Au n° 67 B de la rue principale (actuelle rue Mébarkia Smail) faubourg des jardins
à Bordj Bou Arréridj tout juste près du carrefour face au musée du moudjahid,

une
grenade explosive a été lancée au locataire de cette adresse,un certain sergent
chef de la garde mobile du nom de Paillocher et ce probablement durant l’année
1958,en ce temps là nous habitions le faubourg lagraphe.


La maison telle qu’elle est où la grenade a été lancée vers la porte en bois.

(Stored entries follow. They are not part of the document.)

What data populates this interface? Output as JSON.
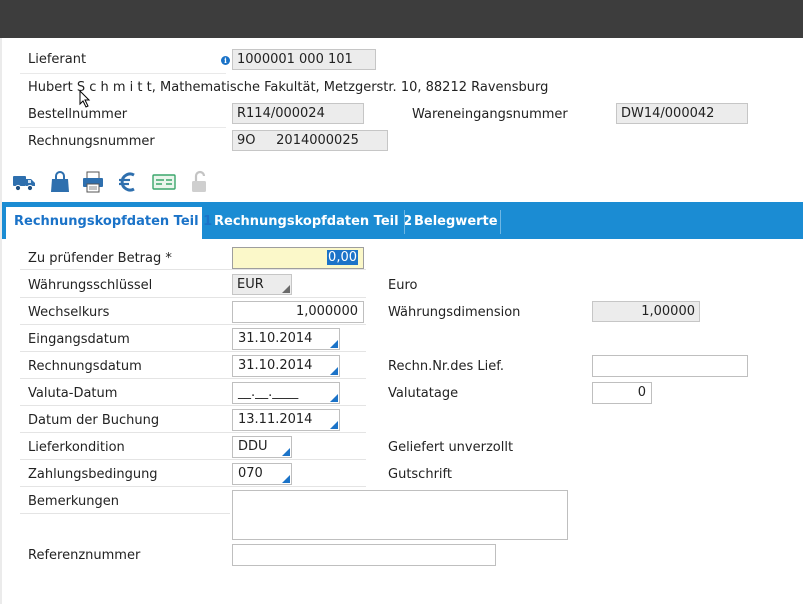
{
  "header": {
    "lieferant_label": "Lieferant",
    "lieferant_value": "1000001 000 101",
    "supplier_address": "Hubert S c h m i t t, Mathematische Fakultät, Metzgerstr. 10, 88212 Ravensburg",
    "bestellnummer_label": "Bestellnummer",
    "bestellnummer_value": "R114/000024",
    "wareneingang_label": "Wareneingangsnummer",
    "wareneingang_value": "DW14/000042",
    "rechnungsnummer_label": "Rechnungsnummer",
    "rechnungsnummer_value": "9O     2014000025"
  },
  "toolbar": {
    "icons": [
      "truck-icon",
      "shopping-bag-icon",
      "printer-icon",
      "euro-icon",
      "payment-card-icon",
      "unlock-icon"
    ]
  },
  "tabs": [
    {
      "label": "Rechnungskopfdaten Teil 1",
      "active": true
    },
    {
      "label": "Rechnungskopfdaten Teil 2",
      "active": false
    },
    {
      "label": "Belegwerte",
      "active": false
    }
  ],
  "form": {
    "betrag_label": "Zu prüfender Betrag *",
    "betrag_value": "0,00",
    "waehrung_label": "Währungsschlüssel",
    "waehrung_value": "EUR",
    "waehrung_text": "Euro",
    "wechselkurs_label": "Wechselkurs",
    "wechselkurs_value": "1,000000",
    "waehrungsdimension_label": "Währungsdimension",
    "waehrungsdimension_value": "1,00000",
    "eingangsdatum_label": "Eingangsdatum",
    "eingangsdatum_value": "31.10.2014",
    "rechnungsdatum_label": "Rechnungsdatum",
    "rechnungsdatum_value": "31.10.2014",
    "rechn_nr_lief_label": "Rechn.Nr.des Lief.",
    "rechn_nr_lief_value": "",
    "valuta_label": "Valuta-Datum",
    "valuta_value": "__.__.____",
    "valutatage_label": "Valutatage",
    "valutatage_value": "0",
    "buchung_label": "Datum der Buchung",
    "buchung_value": "13.11.2014",
    "lieferkondition_label": "Lieferkondition",
    "lieferkondition_value": "DDU",
    "lieferkondition_text": "Geliefert unverzollt",
    "zahlungsbedingung_label": "Zahlungsbedingung",
    "zahlungsbedingung_value": "070",
    "zahlungsbedingung_text": "Gutschrift",
    "bemerkungen_label": "Bemerkungen",
    "bemerkungen_value": "",
    "referenznummer_label": "Referenznummer",
    "referenznummer_value": ""
  },
  "colors": {
    "accent": "#1b73c8",
    "tabbar": "#1b8cd3",
    "titlebar": "#3d3d3d",
    "focus_field": "#fbf8c9"
  }
}
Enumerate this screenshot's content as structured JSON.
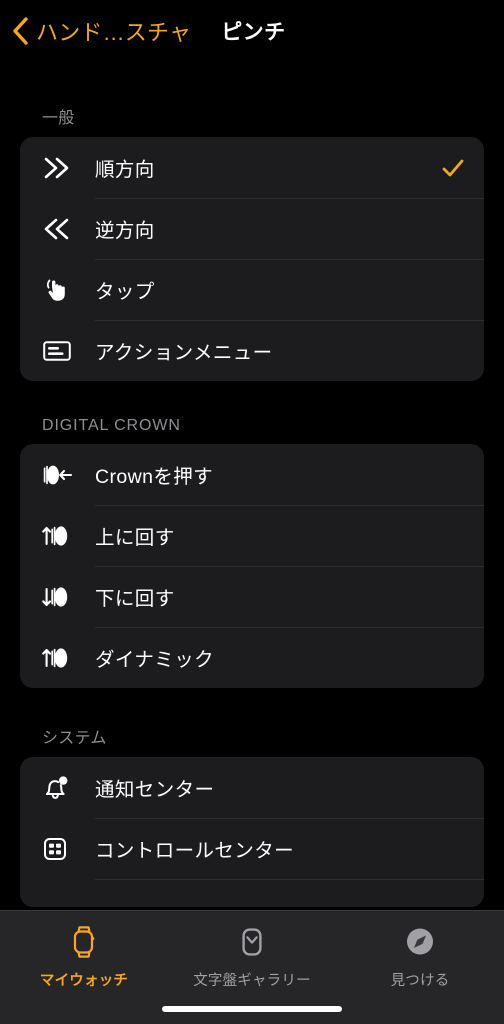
{
  "nav": {
    "back_label": "ハンド…スチャ",
    "back_icon": "chevron-left-icon",
    "title": "ピンチ",
    "accent_color": "#F5A623"
  },
  "colors": {
    "background": "#000000",
    "card": "#1C1C1E",
    "divider": "#2E2E30",
    "primary_text": "#FFFFFF",
    "secondary_text": "#8E8E93",
    "accent": "#F5A623",
    "tabbar": "#262628"
  },
  "sections": [
    {
      "header": "一般",
      "rows": [
        {
          "icon": "chevrons-right-icon",
          "label": "順方向",
          "checked": true
        },
        {
          "icon": "chevrons-left-icon",
          "label": "逆方向",
          "checked": false
        },
        {
          "icon": "hand-tap-icon",
          "label": "タップ",
          "checked": false
        },
        {
          "icon": "action-menu-icon",
          "label": "アクションメニュー",
          "checked": false
        }
      ]
    },
    {
      "header": "DIGITAL CROWN",
      "rows": [
        {
          "icon": "crown-press-icon",
          "label": "Crownを押す",
          "checked": false
        },
        {
          "icon": "crown-rotate-up-icon",
          "label": "上に回す",
          "checked": false
        },
        {
          "icon": "crown-rotate-down-icon",
          "label": "下に回す",
          "checked": false
        },
        {
          "icon": "crown-dynamic-icon",
          "label": "ダイナミック",
          "checked": false
        }
      ]
    },
    {
      "header": "システム",
      "rows": [
        {
          "icon": "bell-icon",
          "label": "通知センター",
          "checked": false
        },
        {
          "icon": "control-center-icon",
          "label": "コントロールセンター",
          "checked": false
        },
        {
          "icon": "partial-row-icon",
          "label": "",
          "checked": false,
          "partial": true
        }
      ]
    }
  ],
  "tabs": [
    {
      "label": "マイウォッチ",
      "icon": "watch-icon",
      "active": true
    },
    {
      "label": "文字盤ギャラリー",
      "icon": "watch-face-icon",
      "active": false
    },
    {
      "label": "見つける",
      "icon": "compass-icon",
      "active": false
    }
  ]
}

Ce gendarme connu dans ses devants de scène durant toute sa présence à B.B.A.
L’explosion n’a pas fait de victimes, elle s’est produite dans le passage commun
des locataires de l’immeuble en question.

Face à cette habitation, le faubourg lagraphe, visible à l’œil nu, séparée par la
prairie dite merdjat Kara.

Personne ne se doutait de rien quant à la suite de cet évènement, rien n’est
divulgué.
Après le couvre feu et l’heure de minuit, la soldatesque de l’occupant aux bruits
de bottes envahit les ruelles de ce faubourg formé en majorité de gourbis et la
plupart des portes en bois d’emballages, la casse était facile pour atteindre
l’unique chez les uns la chambre grande ou petite réunie toute la famille,
l’électricité n’était pas familier dans ce douar, le réveil à la torche aux piles
sèches était le point lumineux de la troupe, suivre le guide est la seule issue.

Pour éviter la continuité de la fracture des portes, un voisin a suggéré de
réveiller les citoyens par sa voix connue et les portes sont ouvertes sans bris.

De chaque maison, une ou deux personnes sont amenées les une après les autres,
rassemblées à la fontaine publique (actuelle construction de l’école des frères
Nebbache) et de là les camions remplis de prisonniers entassés se dirigent vers le
stade centre ville (actuel stade Bouzidi Messaoud).

Dès le lever du jour au point où le contrôle peut s’effectuer,le monde prisonnier
passe à l’interrogatoire,le tri commence à s’émettre les uns à gauche ,les autres
à droite,personne n’a rien compris,les premiers admis sortant leur est porté un
cachet humide de la garde mobile sur la poignée de la face de la main gauche qui
sera levée du terrain au portail de sortie à environ cent mètres et le scénario
continue, gare à ceux qui s’hésitent à la réponse.

Les personnes retenues aux vestiaires du stade, quels vestiaires ? Des abris en
zinc ondulé en forme de voûte, parterre nu, ni eau, ni toilettes et ce durant
quinze jours environ, certaines sont rentrées à leur foyer, d’autres n’ont données
aucun signe de présence.

Malgré l’installation de la peur, les attentats ont pris le chemin de la suite de
non interrompue jusqu’au jour où le cessez le feu du 19 mars 1962 a été signé
entre les représentants de l’Algérie combattante et la France à Evian sanctionné
par l’indépendance de l’Algérie le 05 juillet 1962.